理由のひとつは、ハマりからリカバリーする様子の動画を見ると、「なんだ、小川先生でも、しょっちゅうハマるじゃない(じゃ、自分がハマっても、別にいいんだな)」と、安心してもらえること。

プログラムを書く: 完璧に行動する
パソコン得意な人: 完璧に行動する

みたいな思い込みを持っている人が世の中多いです。
その思い込みをはずしてもらうこと。

あと、もうひとつ理由があります。
それは、「ハマったときの対応の様子を生収録したもの」って、上で書いた「ひとり歩き」のときに役に立つから、ということです。

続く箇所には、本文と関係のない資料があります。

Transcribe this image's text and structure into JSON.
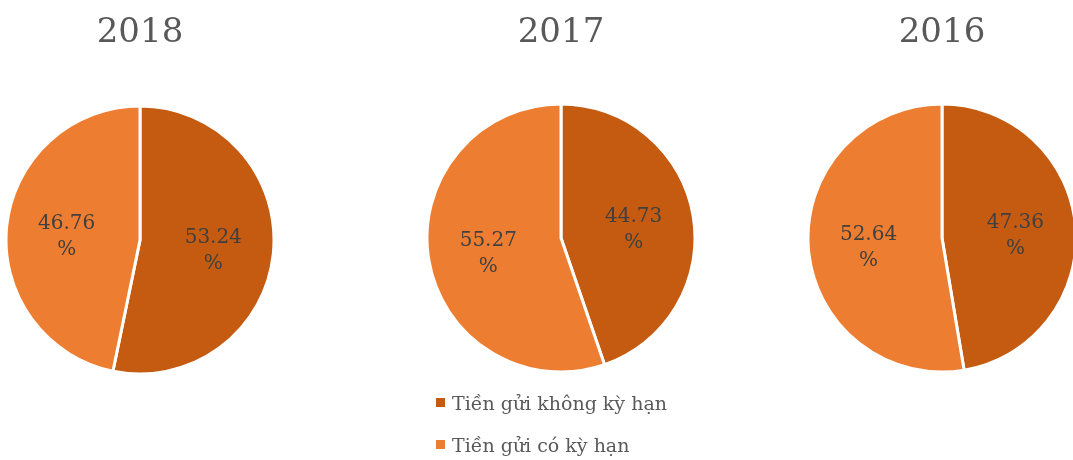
{
  "chart_data": [
    {
      "type": "pie",
      "title": "2018",
      "categories": [
        null,
        null
      ],
      "values": [
        53.24,
        46.76
      ],
      "colors": [
        "#c55a11",
        "#ed7d31"
      ],
      "value_labels": [
        "53.24%",
        "46.76%"
      ],
      "legend": false
    },
    {
      "type": "pie",
      "title": "2017",
      "categories": [
        "Tiền gửi không kỳ hạn",
        "Tiền gửi có kỳ hạn"
      ],
      "values": [
        44.73,
        55.27
      ],
      "colors": [
        "#c55a11",
        "#ed7d31"
      ],
      "value_labels": [
        "44.73%",
        "55.27%"
      ],
      "legend": "bottom"
    },
    {
      "type": "pie",
      "title": "2016",
      "categories": [
        null,
        null
      ],
      "values": [
        47.36,
        52.64
      ],
      "colors": [
        "#c55a11",
        "#ed7d31"
      ],
      "value_labels": [
        "47.36%",
        "52.64%"
      ],
      "legend": false
    }
  ]
}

上述のとおり、パソコン得意な人に対して、多くの方が、

プログラムを書く: 完璧に行動する
パソコン得意な人: 完璧に行動する

みたいな思い込みを持っています。

ですが、実際は、よく観察すると、彼らもしょっちゅう細かい失敗をしています。
ときには大きな失敗もする。

でも、実際には、彼らは、ミスをしないのではなく、
「ハマったときのリカバリーが上手」
なのです。

僕も、慣れた街を歩いていても、迷子になります。横浜に住んで6年めになりますが、下手すると、それでも、横浜で迷子になります。
あるいは、転びます。

でも、迷ったときにどう解消するか?
転んだときに、どう起き上がるか?

そういうことを体感覚として知っているので、すぐに自分が知っている場所に戻れる。
あるいは、起き上がれる。

誰でも迷ったり転んだりします。
慣れてからもするし、慣れる前はもっとします。

失敗解消の様子もそのまま収録した動画は、「ハマったとき、僕なら、どうやってそういう状況をリカバリーするか?」という生のノウハウをそのまま提供するという意味もあってそのままお渡ししています。

そういう情報こそ、ひとり歩きに絶対必要な情報だからです。
なので、あまり多少の失敗なら気にせずそのまま教材にしています。

もっとも、さらに注意深く僕の教材を観察すると分かりますが、「失敗→リカバリー」という様子まで収録している動画は、演習でも前半には登場しません。中盤以降。

なぜか?
話は簡単で、「失敗からリカバリーする方法」という情報(地図)を渡すには早すぎるタイミングの人に、はその地図を渡さないようにしているからです。

ということで、今日のまとめは、こんな感じ↓ですかね。

  • 情報提供したいときは、情報過多にならないように気をつける
  • たくさん情報提供したいときは、
    地図を渡す」→「体験してもらう」をくり返す

「情報過多」というのは、特に、自分が得意なことを人に教えるときにやってしまいがちです。
先輩が後輩を指導するときとか、仕事の引き継ぎとかのシーンで起こりがち。

この話が、そういうときの参考にもなれば、と思います。